I poliziotti, con l’ausilio dei colleghi della Squadra Volante, hanno predisposto su quella strada statale – all’ingresso del capoluogo – mirati servizi in attesa dell’imminente arrivo dell’auto segnalata per effettuare un controllo.

All’ALT POLIZIA, l’uomo al volante della Punto ha proseguito la sua folle corsa imboccando la SS.7 in direzione Grottaglie ignorando del tutto ripetuti inviti a fermarsi da parte dei poliziotti che erano al suo inseguimento.

Con il successivo intervento di una Volante del Commissariato di Grottaglie che è riuscita a rallentare il traffico veicolare, i poliziotti sono riusciti raggiungere e fermare la Fiat Punto.
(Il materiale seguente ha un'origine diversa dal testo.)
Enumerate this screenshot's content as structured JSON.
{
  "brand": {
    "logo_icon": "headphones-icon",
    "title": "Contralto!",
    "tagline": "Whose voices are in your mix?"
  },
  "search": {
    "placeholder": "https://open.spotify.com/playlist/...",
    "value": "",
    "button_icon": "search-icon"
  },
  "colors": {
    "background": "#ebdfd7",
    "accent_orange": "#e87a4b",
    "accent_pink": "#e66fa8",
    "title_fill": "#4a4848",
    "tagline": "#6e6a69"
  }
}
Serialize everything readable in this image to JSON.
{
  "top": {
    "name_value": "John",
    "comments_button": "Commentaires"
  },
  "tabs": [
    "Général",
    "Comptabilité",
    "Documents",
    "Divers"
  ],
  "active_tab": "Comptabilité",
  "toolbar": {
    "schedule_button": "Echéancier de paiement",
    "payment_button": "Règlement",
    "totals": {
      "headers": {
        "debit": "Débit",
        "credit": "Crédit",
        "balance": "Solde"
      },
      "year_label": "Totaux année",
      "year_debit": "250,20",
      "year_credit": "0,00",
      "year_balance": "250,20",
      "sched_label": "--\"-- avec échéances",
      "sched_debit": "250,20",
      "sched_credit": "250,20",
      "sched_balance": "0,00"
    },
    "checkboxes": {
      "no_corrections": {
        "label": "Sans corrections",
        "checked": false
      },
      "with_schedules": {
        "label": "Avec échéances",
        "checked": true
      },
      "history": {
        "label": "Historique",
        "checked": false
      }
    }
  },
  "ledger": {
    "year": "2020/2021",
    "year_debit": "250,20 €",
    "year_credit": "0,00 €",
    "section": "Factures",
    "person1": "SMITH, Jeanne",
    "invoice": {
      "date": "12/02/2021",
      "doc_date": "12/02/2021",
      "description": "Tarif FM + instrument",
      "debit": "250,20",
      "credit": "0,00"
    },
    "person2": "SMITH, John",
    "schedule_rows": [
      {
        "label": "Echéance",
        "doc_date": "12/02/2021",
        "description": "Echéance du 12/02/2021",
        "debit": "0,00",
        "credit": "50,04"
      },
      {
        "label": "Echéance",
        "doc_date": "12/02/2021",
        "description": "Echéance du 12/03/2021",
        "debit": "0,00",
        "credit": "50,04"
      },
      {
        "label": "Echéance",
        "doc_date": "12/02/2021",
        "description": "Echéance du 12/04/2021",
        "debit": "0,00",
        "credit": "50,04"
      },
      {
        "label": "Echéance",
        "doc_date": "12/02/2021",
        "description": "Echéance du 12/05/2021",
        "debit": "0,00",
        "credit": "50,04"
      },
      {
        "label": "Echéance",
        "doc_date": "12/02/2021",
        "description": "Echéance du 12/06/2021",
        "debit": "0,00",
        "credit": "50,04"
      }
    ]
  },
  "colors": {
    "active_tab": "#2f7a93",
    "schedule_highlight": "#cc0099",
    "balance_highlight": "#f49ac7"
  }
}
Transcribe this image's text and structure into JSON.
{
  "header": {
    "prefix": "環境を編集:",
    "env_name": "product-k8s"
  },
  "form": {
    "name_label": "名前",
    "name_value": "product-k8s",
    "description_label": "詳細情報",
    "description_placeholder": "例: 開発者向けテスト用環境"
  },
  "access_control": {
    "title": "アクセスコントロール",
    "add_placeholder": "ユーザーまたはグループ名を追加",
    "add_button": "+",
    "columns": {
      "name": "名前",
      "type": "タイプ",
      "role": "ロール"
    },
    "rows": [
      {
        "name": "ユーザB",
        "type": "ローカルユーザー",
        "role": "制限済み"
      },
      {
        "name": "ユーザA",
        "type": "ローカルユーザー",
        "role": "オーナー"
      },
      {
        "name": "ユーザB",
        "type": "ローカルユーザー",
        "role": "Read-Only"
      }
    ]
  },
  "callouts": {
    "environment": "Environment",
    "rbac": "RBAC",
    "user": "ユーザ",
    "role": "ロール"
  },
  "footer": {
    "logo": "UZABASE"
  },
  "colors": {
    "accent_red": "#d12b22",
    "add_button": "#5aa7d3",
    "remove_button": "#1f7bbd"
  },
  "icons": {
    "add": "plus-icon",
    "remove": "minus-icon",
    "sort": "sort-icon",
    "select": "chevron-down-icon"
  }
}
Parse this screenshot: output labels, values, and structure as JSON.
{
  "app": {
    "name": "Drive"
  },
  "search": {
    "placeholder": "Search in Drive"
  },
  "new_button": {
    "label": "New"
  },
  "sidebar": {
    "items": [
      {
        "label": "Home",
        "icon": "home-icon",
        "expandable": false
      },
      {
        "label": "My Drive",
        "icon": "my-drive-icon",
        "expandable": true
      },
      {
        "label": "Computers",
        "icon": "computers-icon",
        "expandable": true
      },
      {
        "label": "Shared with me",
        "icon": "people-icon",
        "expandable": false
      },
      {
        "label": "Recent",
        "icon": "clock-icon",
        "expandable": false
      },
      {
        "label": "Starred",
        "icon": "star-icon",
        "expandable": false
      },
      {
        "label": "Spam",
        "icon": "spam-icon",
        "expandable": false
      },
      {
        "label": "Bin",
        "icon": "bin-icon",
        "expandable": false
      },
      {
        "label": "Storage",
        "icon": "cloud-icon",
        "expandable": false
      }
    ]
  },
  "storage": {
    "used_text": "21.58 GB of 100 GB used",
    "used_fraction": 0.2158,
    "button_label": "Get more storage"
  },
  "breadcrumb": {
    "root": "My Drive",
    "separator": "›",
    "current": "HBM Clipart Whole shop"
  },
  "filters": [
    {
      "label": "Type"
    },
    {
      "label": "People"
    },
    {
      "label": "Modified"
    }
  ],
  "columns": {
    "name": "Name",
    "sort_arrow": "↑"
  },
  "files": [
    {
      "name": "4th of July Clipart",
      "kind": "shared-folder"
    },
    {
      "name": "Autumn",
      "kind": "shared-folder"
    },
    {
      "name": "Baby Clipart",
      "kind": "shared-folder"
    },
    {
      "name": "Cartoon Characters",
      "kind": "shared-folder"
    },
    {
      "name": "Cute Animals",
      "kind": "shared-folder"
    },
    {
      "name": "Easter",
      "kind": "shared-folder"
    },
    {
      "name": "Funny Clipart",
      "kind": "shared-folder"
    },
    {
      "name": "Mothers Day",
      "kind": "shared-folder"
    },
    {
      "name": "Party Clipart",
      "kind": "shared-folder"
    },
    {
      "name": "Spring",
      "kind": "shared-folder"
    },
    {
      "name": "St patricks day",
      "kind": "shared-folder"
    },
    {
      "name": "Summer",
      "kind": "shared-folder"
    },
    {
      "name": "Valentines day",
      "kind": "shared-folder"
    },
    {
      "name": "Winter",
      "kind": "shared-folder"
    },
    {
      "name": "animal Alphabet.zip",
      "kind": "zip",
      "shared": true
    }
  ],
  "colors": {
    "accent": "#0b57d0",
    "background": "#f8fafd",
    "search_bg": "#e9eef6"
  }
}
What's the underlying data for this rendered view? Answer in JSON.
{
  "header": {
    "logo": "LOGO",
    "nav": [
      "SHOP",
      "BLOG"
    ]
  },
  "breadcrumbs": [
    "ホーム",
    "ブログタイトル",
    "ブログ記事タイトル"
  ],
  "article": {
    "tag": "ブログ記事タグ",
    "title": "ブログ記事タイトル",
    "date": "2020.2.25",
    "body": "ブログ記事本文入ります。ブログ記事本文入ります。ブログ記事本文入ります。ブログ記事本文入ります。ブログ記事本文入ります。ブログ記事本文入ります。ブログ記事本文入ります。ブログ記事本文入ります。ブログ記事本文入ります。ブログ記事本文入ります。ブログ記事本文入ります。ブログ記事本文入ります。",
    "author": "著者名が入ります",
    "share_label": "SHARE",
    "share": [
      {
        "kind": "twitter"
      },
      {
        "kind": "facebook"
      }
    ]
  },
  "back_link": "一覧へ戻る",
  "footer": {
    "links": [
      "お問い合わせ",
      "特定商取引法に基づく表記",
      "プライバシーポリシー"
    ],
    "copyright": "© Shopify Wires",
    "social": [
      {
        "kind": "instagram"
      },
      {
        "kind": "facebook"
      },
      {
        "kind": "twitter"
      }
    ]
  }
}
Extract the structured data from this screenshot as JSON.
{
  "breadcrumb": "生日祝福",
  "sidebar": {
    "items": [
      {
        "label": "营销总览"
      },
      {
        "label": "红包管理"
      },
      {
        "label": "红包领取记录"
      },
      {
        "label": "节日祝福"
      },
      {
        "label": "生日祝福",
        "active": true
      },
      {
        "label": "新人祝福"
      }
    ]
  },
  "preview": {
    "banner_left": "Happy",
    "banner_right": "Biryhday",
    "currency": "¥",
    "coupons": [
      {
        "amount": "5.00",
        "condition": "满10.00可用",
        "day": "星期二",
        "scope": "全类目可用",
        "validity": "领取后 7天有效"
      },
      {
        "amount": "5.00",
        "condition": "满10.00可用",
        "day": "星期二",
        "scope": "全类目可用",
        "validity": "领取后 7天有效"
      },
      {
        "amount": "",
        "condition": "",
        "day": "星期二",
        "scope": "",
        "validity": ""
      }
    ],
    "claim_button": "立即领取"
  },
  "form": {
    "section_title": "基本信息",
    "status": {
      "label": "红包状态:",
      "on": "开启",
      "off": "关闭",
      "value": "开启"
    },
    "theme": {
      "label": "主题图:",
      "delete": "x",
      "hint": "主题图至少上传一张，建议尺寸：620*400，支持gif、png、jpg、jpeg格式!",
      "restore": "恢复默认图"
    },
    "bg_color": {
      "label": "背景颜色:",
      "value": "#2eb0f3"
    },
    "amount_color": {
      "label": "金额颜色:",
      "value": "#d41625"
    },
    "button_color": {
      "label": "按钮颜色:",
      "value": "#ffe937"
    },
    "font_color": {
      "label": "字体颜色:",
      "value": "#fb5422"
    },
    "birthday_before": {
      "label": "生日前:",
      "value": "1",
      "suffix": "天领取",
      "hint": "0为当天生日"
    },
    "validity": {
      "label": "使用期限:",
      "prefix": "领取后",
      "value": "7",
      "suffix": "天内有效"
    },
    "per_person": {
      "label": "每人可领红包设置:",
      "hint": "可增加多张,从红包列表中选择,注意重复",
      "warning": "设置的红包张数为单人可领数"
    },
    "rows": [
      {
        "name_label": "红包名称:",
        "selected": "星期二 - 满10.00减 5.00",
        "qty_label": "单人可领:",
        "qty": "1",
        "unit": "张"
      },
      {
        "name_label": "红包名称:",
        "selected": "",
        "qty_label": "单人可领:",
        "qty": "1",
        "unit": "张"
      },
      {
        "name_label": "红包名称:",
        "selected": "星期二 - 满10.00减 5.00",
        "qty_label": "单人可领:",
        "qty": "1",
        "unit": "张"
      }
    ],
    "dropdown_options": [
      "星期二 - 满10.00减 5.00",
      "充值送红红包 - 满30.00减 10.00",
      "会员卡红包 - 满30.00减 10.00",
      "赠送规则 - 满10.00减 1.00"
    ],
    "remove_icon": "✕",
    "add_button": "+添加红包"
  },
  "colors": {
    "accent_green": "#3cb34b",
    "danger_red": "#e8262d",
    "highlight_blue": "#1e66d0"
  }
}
Il controllo dell’auto ha permesso di ritrovare occultati nel vano bagagli sotto la ruota di scorta, un involucro di cellophane con all’interno più di 100 grammi di cocaina, 9 panetti di hashish per un peso complessivo di circa un chilogrammo, ben 18 microcellulari, uno smart-watch, una decina di sim-card, un drone completo di valigetta e più di 2mila euro in contanti.

Trasmessi gli atti all’Autorità Giudiziaria competente, l’uomo e la donna sono stati arrestati: il 22enne è stato accompagnato presso la locale Casa Circondariale mentre la 33enne è stata posta agli arresti domiciliari.

Per gli indagati vige la presunzione d’innocenza fino a sentenza definitiva.